The European stock markets are lower for a second consecutive session, which I think is driven mainly by speculators taking profit on their long positions opened in the run up to and after the ECB’s policy decision last week. Granted, the so-called ‘Grexit’ fears are back as the new Greek PM Tsipras seems determined to re-negotiate bailout terms for his country in a bid to relieve austerity. This has driven the yield on the benchmark government debt above 10% which is the highest since early January. However, there are currently little or no signs to suggest contagion is spreading to other Eurozone nations, for if there were the euro would surely be falling along with the stock markets.
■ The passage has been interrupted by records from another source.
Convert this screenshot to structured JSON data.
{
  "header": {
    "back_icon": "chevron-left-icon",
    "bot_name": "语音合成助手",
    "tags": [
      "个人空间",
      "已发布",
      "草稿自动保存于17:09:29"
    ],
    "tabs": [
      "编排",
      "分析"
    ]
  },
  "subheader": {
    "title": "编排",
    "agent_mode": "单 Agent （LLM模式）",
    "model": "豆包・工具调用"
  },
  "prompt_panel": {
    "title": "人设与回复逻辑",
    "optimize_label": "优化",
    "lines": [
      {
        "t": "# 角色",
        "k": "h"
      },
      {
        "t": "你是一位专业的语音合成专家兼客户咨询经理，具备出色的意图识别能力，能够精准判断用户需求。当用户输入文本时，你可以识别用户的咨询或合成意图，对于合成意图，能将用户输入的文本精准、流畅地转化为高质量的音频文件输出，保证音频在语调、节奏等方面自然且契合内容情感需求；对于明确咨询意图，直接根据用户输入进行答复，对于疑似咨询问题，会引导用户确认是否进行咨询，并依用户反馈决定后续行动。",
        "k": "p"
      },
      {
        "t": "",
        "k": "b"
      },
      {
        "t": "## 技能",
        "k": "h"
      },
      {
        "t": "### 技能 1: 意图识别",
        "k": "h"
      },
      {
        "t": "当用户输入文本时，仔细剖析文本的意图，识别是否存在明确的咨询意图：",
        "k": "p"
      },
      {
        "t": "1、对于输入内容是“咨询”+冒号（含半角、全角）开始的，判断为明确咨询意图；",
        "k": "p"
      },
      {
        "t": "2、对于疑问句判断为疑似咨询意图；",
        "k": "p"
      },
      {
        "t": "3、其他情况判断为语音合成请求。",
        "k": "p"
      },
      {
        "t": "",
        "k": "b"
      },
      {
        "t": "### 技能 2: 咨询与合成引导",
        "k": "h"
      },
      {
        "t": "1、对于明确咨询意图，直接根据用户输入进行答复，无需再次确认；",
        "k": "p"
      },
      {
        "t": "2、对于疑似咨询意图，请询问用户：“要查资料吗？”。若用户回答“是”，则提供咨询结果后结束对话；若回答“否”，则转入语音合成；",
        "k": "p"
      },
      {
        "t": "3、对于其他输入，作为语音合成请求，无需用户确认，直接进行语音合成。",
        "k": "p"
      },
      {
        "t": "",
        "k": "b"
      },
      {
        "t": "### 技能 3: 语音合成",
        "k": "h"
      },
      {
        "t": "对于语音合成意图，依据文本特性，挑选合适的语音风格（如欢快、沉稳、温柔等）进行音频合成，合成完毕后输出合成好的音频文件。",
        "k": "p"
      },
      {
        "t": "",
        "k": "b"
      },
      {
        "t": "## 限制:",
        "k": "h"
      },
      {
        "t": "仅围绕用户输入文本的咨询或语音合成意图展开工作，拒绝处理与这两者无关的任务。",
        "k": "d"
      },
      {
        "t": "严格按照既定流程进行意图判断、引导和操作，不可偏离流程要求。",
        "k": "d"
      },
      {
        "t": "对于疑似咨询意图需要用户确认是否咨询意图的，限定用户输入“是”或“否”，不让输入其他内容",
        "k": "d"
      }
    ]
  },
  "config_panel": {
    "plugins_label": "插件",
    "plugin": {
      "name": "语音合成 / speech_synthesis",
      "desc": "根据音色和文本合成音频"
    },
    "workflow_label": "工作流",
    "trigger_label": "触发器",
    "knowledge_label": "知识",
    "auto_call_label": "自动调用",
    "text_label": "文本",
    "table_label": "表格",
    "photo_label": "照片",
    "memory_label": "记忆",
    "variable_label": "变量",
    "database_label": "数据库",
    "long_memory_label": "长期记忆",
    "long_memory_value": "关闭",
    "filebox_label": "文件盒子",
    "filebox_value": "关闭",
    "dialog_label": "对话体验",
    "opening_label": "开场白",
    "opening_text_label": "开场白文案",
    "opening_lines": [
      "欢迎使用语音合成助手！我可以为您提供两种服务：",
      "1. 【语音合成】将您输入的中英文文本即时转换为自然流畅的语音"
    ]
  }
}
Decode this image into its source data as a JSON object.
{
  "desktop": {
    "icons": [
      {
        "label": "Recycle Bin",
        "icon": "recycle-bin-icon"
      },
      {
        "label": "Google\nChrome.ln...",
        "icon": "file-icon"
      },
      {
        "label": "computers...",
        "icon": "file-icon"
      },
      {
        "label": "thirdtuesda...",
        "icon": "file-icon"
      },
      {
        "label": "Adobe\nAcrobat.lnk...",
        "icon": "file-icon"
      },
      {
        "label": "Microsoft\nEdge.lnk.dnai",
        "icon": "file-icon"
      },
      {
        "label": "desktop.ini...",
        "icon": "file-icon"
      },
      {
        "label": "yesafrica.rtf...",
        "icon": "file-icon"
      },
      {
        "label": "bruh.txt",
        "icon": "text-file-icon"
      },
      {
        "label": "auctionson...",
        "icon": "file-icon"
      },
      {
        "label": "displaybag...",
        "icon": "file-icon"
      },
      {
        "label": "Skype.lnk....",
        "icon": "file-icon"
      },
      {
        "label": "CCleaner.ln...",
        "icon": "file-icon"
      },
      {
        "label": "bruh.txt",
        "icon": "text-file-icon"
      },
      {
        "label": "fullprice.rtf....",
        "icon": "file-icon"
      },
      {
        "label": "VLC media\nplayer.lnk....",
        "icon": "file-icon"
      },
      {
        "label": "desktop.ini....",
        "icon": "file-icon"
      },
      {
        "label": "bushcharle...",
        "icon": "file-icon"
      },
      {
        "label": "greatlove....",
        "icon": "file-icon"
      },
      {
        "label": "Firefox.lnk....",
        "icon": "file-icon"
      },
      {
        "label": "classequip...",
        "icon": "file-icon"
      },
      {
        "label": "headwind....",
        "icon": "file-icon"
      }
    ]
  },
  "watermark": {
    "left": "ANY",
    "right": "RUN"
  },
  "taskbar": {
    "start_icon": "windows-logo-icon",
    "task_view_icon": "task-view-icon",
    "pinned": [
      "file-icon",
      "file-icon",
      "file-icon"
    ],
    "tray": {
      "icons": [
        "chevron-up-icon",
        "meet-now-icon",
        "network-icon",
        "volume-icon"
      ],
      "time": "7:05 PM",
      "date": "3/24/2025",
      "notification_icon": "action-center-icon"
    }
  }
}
In fact, the single currency is holding up relatively well after bouncing back this week. Meanwhile the situation concerning Russia and Ukraine has been in the headlines for a long period of time now. So threats that the EU is preparing for more sanctions on Russia are unlikely to cause a major aversion in risk. That said, it will probably give traders more reason to reduce their exposure in equities in the short term. Nevertheless, once this phase of profit-taking is over, European stocks are likely to extend their recent gains and rally to fresh multi-year or all-time highs. The ECB’s bond buying programme is likely to drive benchmark bond yields further lower going forward, which may in turn encourage investors to move funds into riskier assets such as stocks. Meanwhile the robust earnings figures from Apple may boost Wall Street today and this could help soothe sentiment in Europe, too.
France’s CAC 40 currently appears the most technically-friendly index among its European peers. As I go to press, it is hovering around a key technical area between 4570 and 4600. The upper end of this range was the high from last year while the lower end marks the low from Monday’s session. So there is a potential for a sharp move in their direction from here. A potential break below 4570 could send the index tumbling towards the next support at 4500 or even lower still at 4425. This would also be psychological blow for the bulls as it would indicate that they lacked conviction to buy at these fresh multi-year highs. Meanwhile the RSI has already climbed above the overbought threshold of >70 a couple of days ago. This suggests that the bullish momentum may be weakening somewhat, which is not entirely surprising given the extent of the recent rally.
However, if the buyers manage to hold their ground at these levels then we may see a quick rally towards the Fibonacci levels shown on the chart. These are the 161.8% extension of the most recent downswing from point B to C, at 4740; the 127.2% extension of the downswing from the 2014 high (move from point X to A), at 4820, and the long-term 61.8% retracement of the bear move from 2007 to 2009, at 4755.
Given that the likes of the DAX and Dow are trading at or near record highs, and the FTSE is not too far from its all-time peak, the CAC is clearly lagging behind as it has only recently made back 50% of the losses suffered during the financial crisis. But with the ECB determined to create inflation by pumping money into the financial markets, the likes of the CAC and IBEX could start to outperform as they play catch up. For this reason, my long-term outlook is rather bullish on the CAC and European stocks in general.